Les témoignages recueillis par Amnesty International font état de façon concordante d’un comportement négligent et violent des gardes-côtes libyens. Certaines personnes ont raconté que ceux-ci avaient délibérément endommagé leurs embarcations, les faisant parfois chavirer. À deux reprises, des réfugié·e·s et des migrant·e·s se sont noyés à cause de tels comportements. Un témoin a déclaré que, après avoir provoqué le chavirement d’un canot pneumatique, les gardes-côtes avaient filmé la scène avec leurs téléphones au lieu de porter secours aux survivant·e·s. Plus de 700 personnes réfugiées ou migrantes se sont noyées en Méditerranée centrale durant les six premiers mois de 2021.
Des réfugié·e·s et des migrant·e·s ont dit à Amnesty International que, lors de leurs tentatives de traversée de la Méditerranée, ils avaient souvent vu des avions passer au-dessus de leur tête ou des bateaux naviguer à proximité sans leur offrir aucune assistance avant l’arrivée des gardes-côtes libyens.
Frontex, l’agence européenne de gardes-frontières et de gardes-côtes, exerce une surveillance aérienne au-dessus de la Méditerranée pour repérer les embarcations de réfugié·e·s et de migrant·e·s en mer, et utilise aussi un drone dans cette zone depuis mai 2021. Les navires européens ont largement déserté la Méditerranée centrale pour éviter d’avoir à secourir des bateaux de réfugié·e·s et de migrant·e·s en détresse.

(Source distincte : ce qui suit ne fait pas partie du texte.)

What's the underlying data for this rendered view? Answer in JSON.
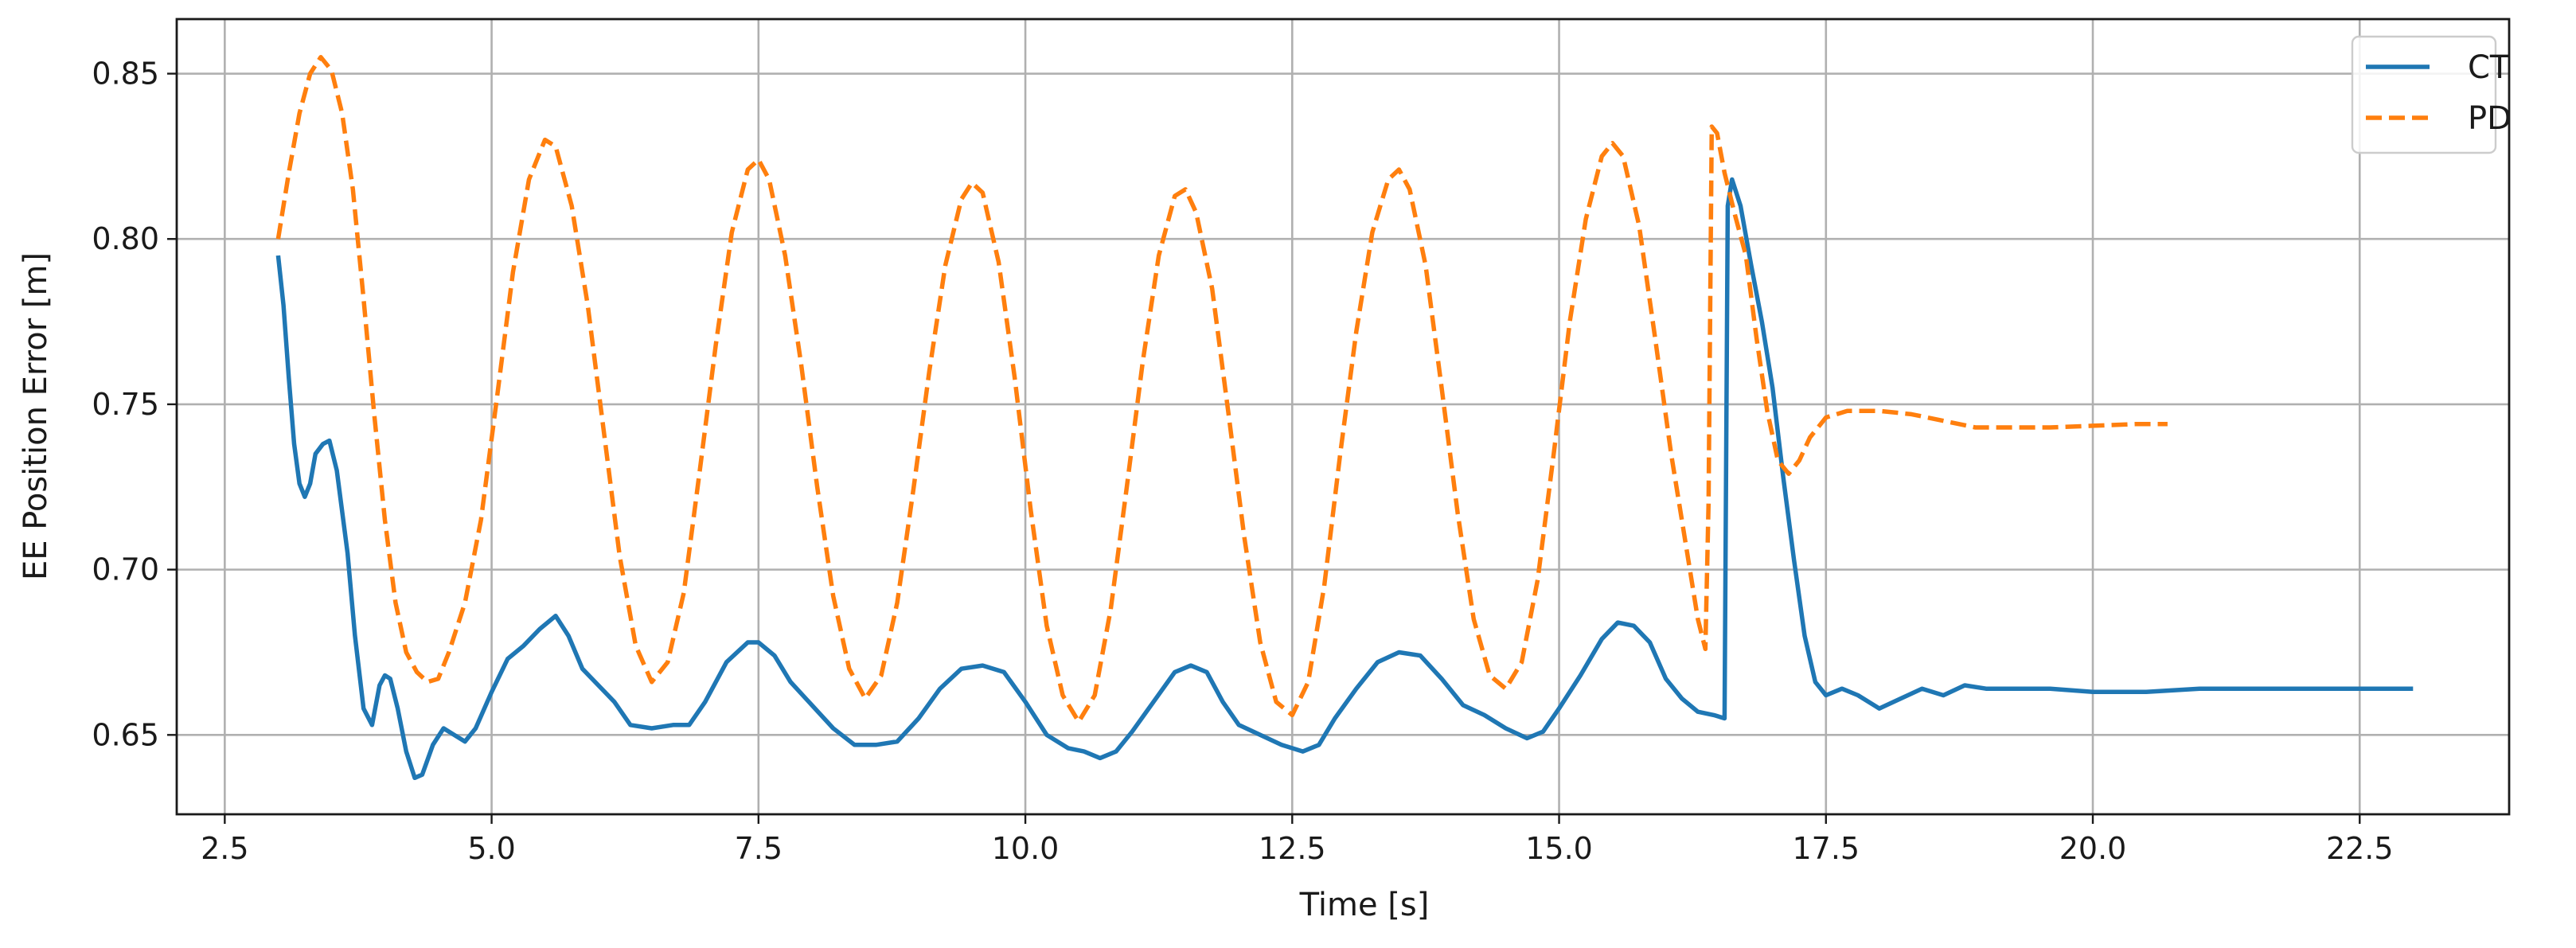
{
  "chart_data": {
    "type": "line",
    "title": "",
    "xlabel": "Time [s]",
    "ylabel": "EE Position Error [m]",
    "xlim": [
      2.05,
      23.9
    ],
    "ylim": [
      0.626,
      0.8665
    ],
    "xticks": [
      2.5,
      5.0,
      7.5,
      10.0,
      12.5,
      15.0,
      17.5,
      20.0,
      22.5
    ],
    "xtick_labels": [
      "2.5",
      "5.0",
      "7.5",
      "10.0",
      "12.5",
      "15.0",
      "17.5",
      "20.0",
      "22.5"
    ],
    "yticks": [
      0.65,
      0.7,
      0.75,
      0.8,
      0.85
    ],
    "ytick_labels": [
      "0.65",
      "0.70",
      "0.75",
      "0.80",
      "0.85"
    ],
    "grid": true,
    "legend_position": "top-right",
    "series": [
      {
        "name": "CT",
        "color": "#1f77b4",
        "dash": "solid",
        "points": [
          [
            3.0,
            0.795
          ],
          [
            3.05,
            0.78
          ],
          [
            3.1,
            0.758
          ],
          [
            3.15,
            0.738
          ],
          [
            3.2,
            0.726
          ],
          [
            3.25,
            0.722
          ],
          [
            3.3,
            0.726
          ],
          [
            3.35,
            0.735
          ],
          [
            3.42,
            0.738
          ],
          [
            3.48,
            0.739
          ],
          [
            3.55,
            0.73
          ],
          [
            3.65,
            0.705
          ],
          [
            3.72,
            0.68
          ],
          [
            3.8,
            0.658
          ],
          [
            3.88,
            0.653
          ],
          [
            3.95,
            0.665
          ],
          [
            4.0,
            0.668
          ],
          [
            4.05,
            0.667
          ],
          [
            4.12,
            0.658
          ],
          [
            4.2,
            0.645
          ],
          [
            4.28,
            0.637
          ],
          [
            4.35,
            0.638
          ],
          [
            4.45,
            0.647
          ],
          [
            4.55,
            0.652
          ],
          [
            4.65,
            0.65
          ],
          [
            4.75,
            0.648
          ],
          [
            4.85,
            0.652
          ],
          [
            5.0,
            0.663
          ],
          [
            5.15,
            0.673
          ],
          [
            5.3,
            0.677
          ],
          [
            5.45,
            0.682
          ],
          [
            5.6,
            0.686
          ],
          [
            5.72,
            0.68
          ],
          [
            5.85,
            0.67
          ],
          [
            6.0,
            0.665
          ],
          [
            6.15,
            0.66
          ],
          [
            6.3,
            0.653
          ],
          [
            6.5,
            0.652
          ],
          [
            6.7,
            0.653
          ],
          [
            6.85,
            0.653
          ],
          [
            7.0,
            0.66
          ],
          [
            7.2,
            0.672
          ],
          [
            7.4,
            0.678
          ],
          [
            7.5,
            0.678
          ],
          [
            7.65,
            0.674
          ],
          [
            7.8,
            0.666
          ],
          [
            8.0,
            0.659
          ],
          [
            8.2,
            0.652
          ],
          [
            8.4,
            0.647
          ],
          [
            8.6,
            0.647
          ],
          [
            8.8,
            0.648
          ],
          [
            9.0,
            0.655
          ],
          [
            9.2,
            0.664
          ],
          [
            9.4,
            0.67
          ],
          [
            9.6,
            0.671
          ],
          [
            9.8,
            0.669
          ],
          [
            10.0,
            0.66
          ],
          [
            10.2,
            0.65
          ],
          [
            10.4,
            0.646
          ],
          [
            10.55,
            0.645
          ],
          [
            10.7,
            0.643
          ],
          [
            10.85,
            0.645
          ],
          [
            11.0,
            0.651
          ],
          [
            11.2,
            0.66
          ],
          [
            11.4,
            0.669
          ],
          [
            11.55,
            0.671
          ],
          [
            11.7,
            0.669
          ],
          [
            11.85,
            0.66
          ],
          [
            12.0,
            0.653
          ],
          [
            12.2,
            0.65
          ],
          [
            12.4,
            0.647
          ],
          [
            12.6,
            0.645
          ],
          [
            12.75,
            0.647
          ],
          [
            12.9,
            0.655
          ],
          [
            13.1,
            0.664
          ],
          [
            13.3,
            0.672
          ],
          [
            13.5,
            0.675
          ],
          [
            13.7,
            0.674
          ],
          [
            13.9,
            0.667
          ],
          [
            14.1,
            0.659
          ],
          [
            14.3,
            0.656
          ],
          [
            14.5,
            0.652
          ],
          [
            14.7,
            0.649
          ],
          [
            14.85,
            0.651
          ],
          [
            15.0,
            0.658
          ],
          [
            15.2,
            0.668
          ],
          [
            15.4,
            0.679
          ],
          [
            15.55,
            0.684
          ],
          [
            15.7,
            0.683
          ],
          [
            15.85,
            0.678
          ],
          [
            16.0,
            0.667
          ],
          [
            16.15,
            0.661
          ],
          [
            16.3,
            0.657
          ],
          [
            16.45,
            0.656
          ],
          [
            16.55,
            0.655
          ],
          [
            16.58,
            0.81
          ],
          [
            16.62,
            0.818
          ],
          [
            16.7,
            0.81
          ],
          [
            16.8,
            0.792
          ],
          [
            16.9,
            0.775
          ],
          [
            17.0,
            0.755
          ],
          [
            17.1,
            0.728
          ],
          [
            17.2,
            0.703
          ],
          [
            17.3,
            0.68
          ],
          [
            17.4,
            0.666
          ],
          [
            17.5,
            0.662
          ],
          [
            17.65,
            0.664
          ],
          [
            17.8,
            0.662
          ],
          [
            18.0,
            0.658
          ],
          [
            18.2,
            0.661
          ],
          [
            18.4,
            0.664
          ],
          [
            18.6,
            0.662
          ],
          [
            18.8,
            0.665
          ],
          [
            19.0,
            0.664
          ],
          [
            19.3,
            0.664
          ],
          [
            19.6,
            0.664
          ],
          [
            20.0,
            0.663
          ],
          [
            20.5,
            0.663
          ],
          [
            21.0,
            0.664
          ],
          [
            22.0,
            0.664
          ],
          [
            23.0,
            0.664
          ]
        ]
      },
      {
        "name": "PD",
        "color": "#ff7f0e",
        "dash": "dashed",
        "points": [
          [
            3.0,
            0.8
          ],
          [
            3.1,
            0.82
          ],
          [
            3.2,
            0.838
          ],
          [
            3.3,
            0.85
          ],
          [
            3.4,
            0.855
          ],
          [
            3.5,
            0.851
          ],
          [
            3.6,
            0.838
          ],
          [
            3.7,
            0.815
          ],
          [
            3.8,
            0.782
          ],
          [
            3.9,
            0.747
          ],
          [
            4.0,
            0.715
          ],
          [
            4.1,
            0.69
          ],
          [
            4.2,
            0.675
          ],
          [
            4.3,
            0.669
          ],
          [
            4.4,
            0.666
          ],
          [
            4.5,
            0.667
          ],
          [
            4.6,
            0.675
          ],
          [
            4.75,
            0.69
          ],
          [
            4.9,
            0.715
          ],
          [
            5.05,
            0.752
          ],
          [
            5.2,
            0.79
          ],
          [
            5.35,
            0.818
          ],
          [
            5.5,
            0.83
          ],
          [
            5.6,
            0.828
          ],
          [
            5.75,
            0.81
          ],
          [
            5.9,
            0.78
          ],
          [
            6.05,
            0.742
          ],
          [
            6.2,
            0.704
          ],
          [
            6.35,
            0.677
          ],
          [
            6.5,
            0.666
          ],
          [
            6.65,
            0.672
          ],
          [
            6.8,
            0.693
          ],
          [
            6.95,
            0.73
          ],
          [
            7.1,
            0.768
          ],
          [
            7.25,
            0.802
          ],
          [
            7.4,
            0.821
          ],
          [
            7.5,
            0.824
          ],
          [
            7.6,
            0.818
          ],
          [
            7.75,
            0.795
          ],
          [
            7.9,
            0.762
          ],
          [
            8.05,
            0.725
          ],
          [
            8.2,
            0.692
          ],
          [
            8.35,
            0.67
          ],
          [
            8.5,
            0.661
          ],
          [
            8.65,
            0.668
          ],
          [
            8.8,
            0.69
          ],
          [
            8.95,
            0.724
          ],
          [
            9.1,
            0.76
          ],
          [
            9.25,
            0.792
          ],
          [
            9.4,
            0.812
          ],
          [
            9.5,
            0.817
          ],
          [
            9.6,
            0.814
          ],
          [
            9.75,
            0.793
          ],
          [
            9.9,
            0.758
          ],
          [
            10.05,
            0.718
          ],
          [
            10.2,
            0.683
          ],
          [
            10.35,
            0.662
          ],
          [
            10.5,
            0.654
          ],
          [
            10.65,
            0.662
          ],
          [
            10.8,
            0.688
          ],
          [
            10.95,
            0.725
          ],
          [
            11.1,
            0.763
          ],
          [
            11.25,
            0.795
          ],
          [
            11.4,
            0.813
          ],
          [
            11.5,
            0.815
          ],
          [
            11.6,
            0.808
          ],
          [
            11.75,
            0.785
          ],
          [
            11.9,
            0.748
          ],
          [
            12.05,
            0.71
          ],
          [
            12.2,
            0.678
          ],
          [
            12.35,
            0.66
          ],
          [
            12.5,
            0.656
          ],
          [
            12.65,
            0.666
          ],
          [
            12.8,
            0.695
          ],
          [
            12.95,
            0.735
          ],
          [
            13.1,
            0.772
          ],
          [
            13.25,
            0.802
          ],
          [
            13.4,
            0.818
          ],
          [
            13.5,
            0.821
          ],
          [
            13.6,
            0.815
          ],
          [
            13.75,
            0.792
          ],
          [
            13.9,
            0.755
          ],
          [
            14.05,
            0.717
          ],
          [
            14.2,
            0.685
          ],
          [
            14.35,
            0.668
          ],
          [
            14.5,
            0.664
          ],
          [
            14.65,
            0.672
          ],
          [
            14.8,
            0.697
          ],
          [
            14.95,
            0.735
          ],
          [
            15.1,
            0.775
          ],
          [
            15.25,
            0.806
          ],
          [
            15.4,
            0.825
          ],
          [
            15.5,
            0.829
          ],
          [
            15.6,
            0.825
          ],
          [
            15.75,
            0.804
          ],
          [
            15.9,
            0.77
          ],
          [
            16.05,
            0.735
          ],
          [
            16.2,
            0.705
          ],
          [
            16.3,
            0.685
          ],
          [
            16.37,
            0.676
          ],
          [
            16.4,
            0.72
          ],
          [
            16.43,
            0.834
          ],
          [
            16.48,
            0.832
          ],
          [
            16.55,
            0.82
          ],
          [
            16.65,
            0.807
          ],
          [
            16.75,
            0.795
          ],
          [
            16.85,
            0.77
          ],
          [
            16.95,
            0.748
          ],
          [
            17.05,
            0.733
          ],
          [
            17.15,
            0.729
          ],
          [
            17.25,
            0.733
          ],
          [
            17.35,
            0.74
          ],
          [
            17.5,
            0.746
          ],
          [
            17.7,
            0.748
          ],
          [
            18.0,
            0.748
          ],
          [
            18.3,
            0.747
          ],
          [
            18.6,
            0.745
          ],
          [
            18.9,
            0.743
          ],
          [
            19.2,
            0.743
          ],
          [
            19.6,
            0.743
          ],
          [
            20.0,
            0.7435
          ],
          [
            20.4,
            0.744
          ],
          [
            20.7,
            0.744
          ]
        ]
      }
    ]
  }
}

L’Italie et d’autres États membres de l’UE continuent par ailleurs de fournir une aide matérielle, dont des vedettes rapides, aux gardes-côtes libyens, et œuvrent à la mise en place d’un centre de coordination maritime dans le port de Tripoli, principalement financé par le Fonds d’affectation spéciale de l’UE pour l’Afrique.
« Malgré les preuves accablantes du comportement irresponsable, négligent et illégal des gardes-côtes libyens en mer et des violations systématiques commises dans les centres de détention après le débarquement, les partenaires européens continuent d’aider les gardes-côtes libyens à renvoyer de force des personnes vers les atteintes aux droits humains qu’elles tentaient de fuir en Libye », a déclaré Diana Eltahawy.
« Il est largement temps que les États européens reconnaissent les conséquences indéfendables de leurs actions. Il doivent suspendre leur coopération avec la Libye en matière de contrôle de l’immigration et des frontières et se consacrer plutôt à ouvrir les voies d’accès vers la sécurité dont les milliers de personnes en quête de protection actuellement bloquées dans ce pays ont besoin de toute urgence. »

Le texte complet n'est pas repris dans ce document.